Why It Matters: For investors, Dell's federal pipeline matters because it's recurring and higher-margin than hyperscaler deals. With Trump's "AI Manhattan Project" budget tilting toward sovereign compute, expect more Pentagon wins for Dell, HPE, and Supermicro.
What to Watch: Dell's June 5 fiscal Q1 earnings, where AI server backlog will likely be the headline number.
Source: CNBC Squawk on the Street

🌎 World News
6. US-Iran Agree to 60-Day Ceasefire Extension — Trump Signature Pending
The News: Negotiators in Doha reached an agreement Thursday on a 60-day memorandum of understanding extending the current US-Iran ceasefire and launching formal talks on Iran's nuclear program, according to four sources cited by Reuters and Fox News. President Trump has not yet signed off. The MOU follows roughly two weeks of negotiations and includes provisions on the Strait of Hormuz and the release of roughly $12 billion in frozen Iranian assets.
Why It Matters: For investors, a signed extension would meaningfully reduce the geopolitical risk premium in oil and shift attention back to demand and inventories. For consumers, a successful 60-day window could bring summer gas prices down 30-50 cents from current levels.
What to Watch: Trump's public response — he has been characteristically unpredictable on Iran framework deals, and a single Truth Social post could move Brent $5 in either direction.
Source: Fox News
7. Oil Reverses Higher — Brent Tops $97 on Ceasefire Wobble
The News: Brent crude futures climbed about 3% Thursday to surpass $97 per barrel, with West Texas Intermediate gaining a similar amount to $91, reversing Wednesday's slide. Reuters reported earlier in the session that US warplanes had struck an Iranian military installation, though the strike's timing was later disputed. The BBC and Bloomberg reported Brent had briefly fallen to $93.36 before recovering on the strike report and ceasefire MOU news.

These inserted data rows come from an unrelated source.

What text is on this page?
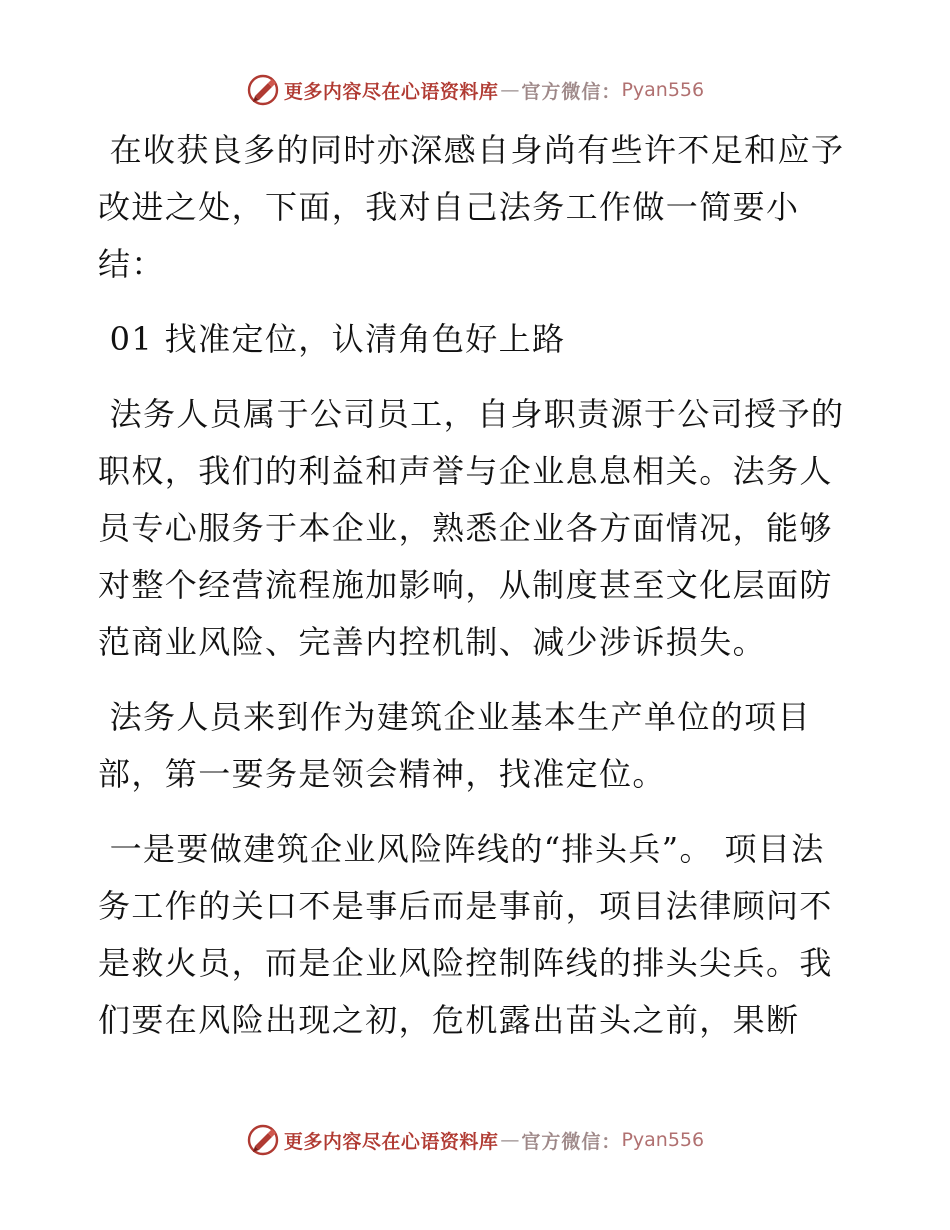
更多内容尽在心语资料库 — 官方微信： Pyan556

在收获良多的同时亦深感自身尚有些许不足和应予改进之处，下面，我对自己法务工作做一简要小结：

01 找准定位，认清角色好上路

法务人员属于公司员工，自身职责源于公司授予的职权，我们的利益和声誉与企业息息相关。法务人员专心服务于本企业，熟悉企业各方面情况，能够对整个经营流程施加影响，从制度甚至文化层面防范商业风险、完善内控机制、减少涉诉损失。

法务人员来到作为建筑企业基本生产单位的项目部，第一要务是领会精神，找准定位。

一是要做建筑企业风险阵线的“排头兵”。 项目法务工作的关口不是事后而是事前，项目法律顾问不是救火员，而是企业风险控制阵线的排头尖兵。我们要在风险出现之初，危机露出苗头之前，果断

更多内容尽在心语资料库 — 官方微信： Pyan556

Why It Matters: For investors, this is the textbook "headline risk premium" Goldman warned about Wednesday — oil now trades on whichever wire crosses last. Energy names like ExxonMobil and Chevron are again outperforming, while airlines and chemicals have given back yesterday's gains.
What to Watch: OPEC+'s June 1 meeting, where the cartel decides whether to extend voluntary production cuts through Q3.
Source: BBC
8. EU Fines TEMU €200 Million Under Digital Services Act
The News: The European Commission fined Chinese online retailer TEMU €200 million Thursday under the Digital Services Act, finding the platform failed to adequately protect consumers from illegal products. The Commission cited examples including dangerous baby toys and faulty chargers being sold without sufficient safety screening. TEMU's parent company, PDD Holdings, has 30 days to appeal.
Why It Matters: For investors, this is the second major Western enforcement action against a Chinese e-commerce platform in 2026 and signals that Brussels is preparing the ground for tougher action on Shein, Alibaba's AliExpress, and TikTok Shop. For consumers, a clearer regulatory regime should improve product safety but may raise prices.
What to Watch: PDD Holdings' (PDD) reaction — the ADR has lagged Chinese tech all year and may face additional fines if remediation steps don't satisfy the Commission.
Source: Euronews
🥸 Dad Joke of the Day
Q: What do clouds wear under their pants?
A: Thunderwear.

📖 Vocab Word of the Day
IRMAA (Income-Related Monthly Adjustment Amount):
The income-based surcharge that high earners pay on top of standard Medicare Part B and Part D premiums. IRMAA tiers are based on modified adjusted gross income (MAGI) from two years prior, so a one-time income spike — a Roth conversion, a stock sale, or RMD bunching — can trigger years of higher Medicare costs.
Usage: "She did a large Roth conversion at age 63, then got hit with an IRMAA surcharge two years later when Medicare looked back at her MAGI."